Lo que cuenta es el resultado. El resultado y la calidad estética ¿verdad? 

Porque, ¿cuál es el objetivo de todo arte, sino el de reconocer lo fantástico en lo corriente, la diversidad en lo uniforme, manifestar lo extraordinario en lo ordinario?

A Víctor lo he leído mucho y poco al mismo tiempo. A lo largo de años de ser compañeros de trabajo, nos compartimos muchos textos; así que creo que leí más sus cosas inéditas que las publicadas; y de las publicadas, las de periodismo y crónica; y ambas son muchas: pues él escribía como si no hubiera mañana (¿verdad?) y fue prolífico hasta el final: unos días antes de fallecer me mandó dos crónicas más y, como dijo su esposa Deana, estaba aún lleno de proyectos. 

Siempre fui crítico con su obra, tanto cuanto, o quizás más, de lo que él lo fue con la mía. Pero mi objetivo aquí no es hablar de su calidad como escritor, creo que hay otros más calificados que yo para eso. Lo que sé, es que independientemente del tamaño, suyo y de su producción literaria, y de la calidad humana, enorme, Víctor fue y será un Escritor, así, con mayúscula, cuya obra, no siempre valorada como lo merece, se inscribe entre los grandes.

Finalmente, para él publicar ya no era tan importante.
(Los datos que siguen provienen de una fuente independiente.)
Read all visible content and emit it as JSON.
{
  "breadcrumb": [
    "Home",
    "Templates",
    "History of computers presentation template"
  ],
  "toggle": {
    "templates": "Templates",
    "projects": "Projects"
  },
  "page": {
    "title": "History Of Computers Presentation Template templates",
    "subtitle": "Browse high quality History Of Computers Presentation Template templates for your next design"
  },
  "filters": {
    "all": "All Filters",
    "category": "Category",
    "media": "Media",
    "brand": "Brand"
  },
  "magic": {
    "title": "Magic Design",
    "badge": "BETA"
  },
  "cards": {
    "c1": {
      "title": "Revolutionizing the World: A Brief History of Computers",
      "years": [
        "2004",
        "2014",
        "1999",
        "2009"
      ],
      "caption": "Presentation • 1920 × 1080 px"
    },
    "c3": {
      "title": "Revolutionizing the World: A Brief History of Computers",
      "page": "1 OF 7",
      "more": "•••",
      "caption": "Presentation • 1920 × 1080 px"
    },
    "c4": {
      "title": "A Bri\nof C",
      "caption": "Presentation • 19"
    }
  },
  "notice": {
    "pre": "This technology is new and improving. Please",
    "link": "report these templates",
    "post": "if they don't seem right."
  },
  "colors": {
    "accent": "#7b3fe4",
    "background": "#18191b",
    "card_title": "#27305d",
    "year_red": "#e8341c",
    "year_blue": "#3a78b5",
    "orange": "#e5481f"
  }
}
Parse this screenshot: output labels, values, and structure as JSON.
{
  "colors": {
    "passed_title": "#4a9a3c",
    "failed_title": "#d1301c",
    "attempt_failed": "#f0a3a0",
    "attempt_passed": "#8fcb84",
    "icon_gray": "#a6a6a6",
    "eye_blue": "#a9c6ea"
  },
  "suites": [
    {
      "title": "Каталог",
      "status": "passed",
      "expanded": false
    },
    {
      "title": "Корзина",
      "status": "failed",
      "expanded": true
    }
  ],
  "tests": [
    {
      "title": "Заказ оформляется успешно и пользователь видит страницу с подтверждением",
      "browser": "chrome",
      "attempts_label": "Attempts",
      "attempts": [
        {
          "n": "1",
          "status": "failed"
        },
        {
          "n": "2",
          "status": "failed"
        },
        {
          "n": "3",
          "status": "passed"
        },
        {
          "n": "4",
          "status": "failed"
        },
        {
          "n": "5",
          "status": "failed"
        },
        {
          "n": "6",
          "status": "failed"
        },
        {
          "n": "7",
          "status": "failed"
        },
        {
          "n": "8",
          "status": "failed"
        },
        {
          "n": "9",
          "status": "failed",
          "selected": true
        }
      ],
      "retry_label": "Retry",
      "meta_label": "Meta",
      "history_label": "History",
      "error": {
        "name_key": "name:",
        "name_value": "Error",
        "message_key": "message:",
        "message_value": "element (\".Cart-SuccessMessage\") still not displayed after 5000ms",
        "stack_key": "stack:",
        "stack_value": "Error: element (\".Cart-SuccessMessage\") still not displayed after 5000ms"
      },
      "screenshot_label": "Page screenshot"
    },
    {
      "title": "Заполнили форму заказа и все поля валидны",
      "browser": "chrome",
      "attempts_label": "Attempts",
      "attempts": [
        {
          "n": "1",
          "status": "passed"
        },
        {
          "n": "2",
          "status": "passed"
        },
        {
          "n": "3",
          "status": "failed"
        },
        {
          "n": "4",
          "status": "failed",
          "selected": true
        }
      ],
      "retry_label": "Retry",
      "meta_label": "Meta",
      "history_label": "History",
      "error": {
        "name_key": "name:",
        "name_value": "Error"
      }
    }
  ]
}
O más bien, dónde publicar. Lo importante era escribir, plasmar, poetizar, narrar. Desde el corazón.

Así es cómo me lo enseñaste. 

Y así era cómo lo hacía él. Sin importar la fama, los premios, o los círculos literarios de los cuales Víctor ya hace mucho que se había alejado. 

“Ese corazón tan grande, el suyo, que siempre sabía compartir, en dónde solía abrigar a los demás, donde siempre había algo guardado para quien lo quisiera.”

Ese corazón tan traicionero ¿verdad?

Se dice que la mejor manera de recordar al escritor es leyendo su obra. Recordar a Víctor, para mí, será conservar las experiencias vividas juntos, aprender de sus, y nuestros, aciertos y errores, vivenciar sus enseñanzas para, de alguna manera, hacerle sobrevivir no sólo a través de la palabra, sino también de los hechos.

Esta es, creo yo, la mejor manera para recordar al amigo.